Menurut Erica, pernah ada masa ketika para pendeta dan ksatria menghilang di hutan.
Sepertinya mereka telah menghentikan pencarian untuk sementara waktu, karena mereka tidak ingin mempertaruhkan keselamatan para ksatria dengan melakukan pencarian sembarangan di tengah malam.
*Apakah benar-benar ada sesuatu di dalam hutan?*
Benarkah ada monster tak dikenal yang berkeliaran, seperti yang dikabarkan?
Namun yang tidak masuk akal adalah, jika itu benar-benar perbuatan monster tersebut, mungkinkah tidak ada jejak sama sekali?
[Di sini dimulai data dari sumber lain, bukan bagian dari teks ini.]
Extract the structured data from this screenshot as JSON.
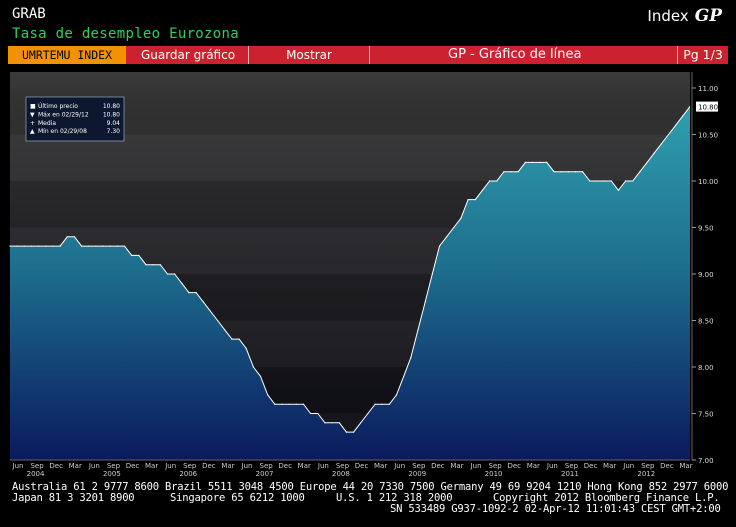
{
  "header": {
    "ticker_short": "GRAB",
    "title": "Tasa de desempleo Eurozona",
    "index_label": "Index",
    "function_code": "GP"
  },
  "menubar": {
    "ticker": "UMRTEMU INDEX",
    "save_label": "Guardar gráfico",
    "show_label": "Mostrar",
    "chart_title": "GP - Gráfico de línea",
    "page": "Pg 1/3"
  },
  "legend": {
    "rows": [
      {
        "label": "Último precio",
        "value": "10.80"
      },
      {
        "label": "Máx en 02/29/12",
        "value": "10.80"
      },
      {
        "label": "Media",
        "value": "9.04"
      },
      {
        "label": "Mín en 02/29/08",
        "value": "7.30"
      }
    ]
  },
  "last_price_tag": "10.80",
  "colors": {
    "accent_orange": "#f29200",
    "menubar_red": "#cc2230",
    "subtitle_green": "#2fd05a",
    "area_teal": "#2a8ea0",
    "area_navy": "#0a1a5e"
  },
  "chart_data": {
    "type": "area",
    "title": "Tasa de desempleo Eurozona",
    "ylim": [
      7.0,
      11.0
    ],
    "y_ticks": [
      "7.00",
      "7.50",
      "8.00",
      "8.50",
      "9.00",
      "9.50",
      "10.00",
      "10.50",
      "11.00"
    ],
    "grid": true,
    "x_start": "2003-06",
    "month_step": 1,
    "month_ticks": [
      "Jun",
      "Sep",
      "Dec",
      "Mar",
      "Jun",
      "Sep",
      "Dec",
      "Mar",
      "Jun",
      "Sep",
      "Dec",
      "Mar",
      "Jun",
      "Sep",
      "Dec",
      "Mar",
      "Jun",
      "Sep",
      "Dec",
      "Mar",
      "Jun",
      "Sep",
      "Dec",
      "Mar",
      "Jun",
      "Sep",
      "Dec",
      "Mar",
      "Jun",
      "Sep",
      "Dec",
      "Mar",
      "Jun",
      "Sep",
      "Dec",
      "Mar"
    ],
    "years": [
      "2004",
      "2005",
      "2006",
      "2007",
      "2008",
      "2009",
      "2010",
      "2011",
      "2012"
    ],
    "values": [
      9.3,
      9.3,
      9.3,
      9.3,
      9.3,
      9.3,
      9.3,
      9.3,
      9.4,
      9.4,
      9.3,
      9.3,
      9.3,
      9.3,
      9.3,
      9.3,
      9.3,
      9.2,
      9.2,
      9.1,
      9.1,
      9.1,
      9.0,
      9.0,
      8.9,
      8.8,
      8.8,
      8.7,
      8.6,
      8.5,
      8.4,
      8.3,
      8.3,
      8.2,
      8.0,
      7.9,
      7.7,
      7.6,
      7.6,
      7.6,
      7.6,
      7.6,
      7.5,
      7.5,
      7.4,
      7.4,
      7.4,
      7.3,
      7.3,
      7.4,
      7.5,
      7.6,
      7.6,
      7.6,
      7.7,
      7.9,
      8.1,
      8.4,
      8.7,
      9.0,
      9.3,
      9.4,
      9.5,
      9.6,
      9.8,
      9.8,
      9.9,
      10.0,
      10.0,
      10.1,
      10.1,
      10.1,
      10.2,
      10.2,
      10.2,
      10.2,
      10.1,
      10.1,
      10.1,
      10.1,
      10.1,
      10.0,
      10.0,
      10.0,
      10.0,
      9.9,
      10.0,
      10.0,
      10.1,
      10.2,
      10.3,
      10.4,
      10.5,
      10.6,
      10.7,
      10.8
    ]
  },
  "footer": {
    "line1": "Australia 61 2 9777 8600 Brazil 5511 3048 4500 Europe 44 20 7330 7500 Germany 49 69 9204 1210 Hong Kong 852 2977 6000",
    "line2a": "Japan 81 3 3201 8900",
    "line2b": "Singapore 65 6212 1000",
    "line2c": "U.S. 1 212 318 2000",
    "line2d": "Copyright 2012 Bloomberg Finance L.P.",
    "line3": "SN 533489 G937-1092-2 02-Apr-12 11:01:43 CEST GMT+2:00"
  }
}
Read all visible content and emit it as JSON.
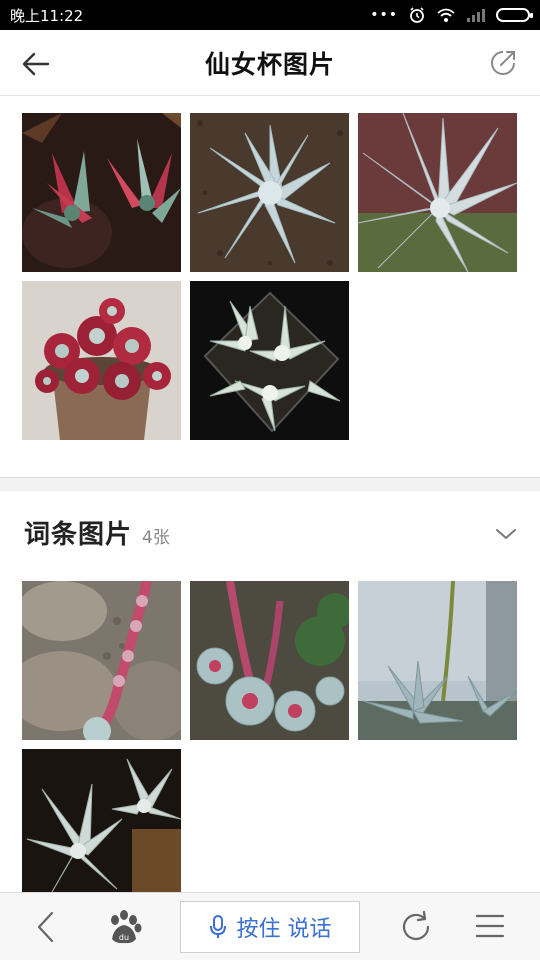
{
  "status_bar": {
    "time": "晚上11:22",
    "dots": "•••"
  },
  "header": {
    "title": "仙女杯图片"
  },
  "top_photos": [
    {
      "desc": "red-green succulent cluster"
    },
    {
      "desc": "pale blue rosette on soil"
    },
    {
      "desc": "silver spiky rosette"
    },
    {
      "desc": "red succulents in pot"
    },
    {
      "desc": "white rosettes in square pot"
    }
  ],
  "section": {
    "title": "词条图片",
    "count": "4张"
  },
  "bottom_bar": {
    "voice_label": "按住 说话"
  },
  "colors": {
    "accent": "#3a6fd4",
    "divider": "#f2f2f2"
  }
}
Tane berkata, “Namun, Tuan Jerel sendiri akan pergi ke hutan untuk mencari anak-anak itu. Jika dia bisa menemukan sesuatu…”
Jerel?
Apakah ksatria yang bersinar itu sendiri akan mencari?
Jika memang demikian, maka saya bisa merasa agak lega.
Levelnya lebih dari 80. Sebagai seseorang dengan kemampuan setinggi itu, dia bisa menemukan petunjuk yang bahkan para ksatria pun tidak bisa temukan.
*Namun bagaimana jika bahkan ksatria yang bersinar itu pun menghilang di hutan?*
Apa yang mungkin ada di sana sehingga pihak lain bahkan tidak bisa menanganinya dengan tingkat keahliannya sendiri?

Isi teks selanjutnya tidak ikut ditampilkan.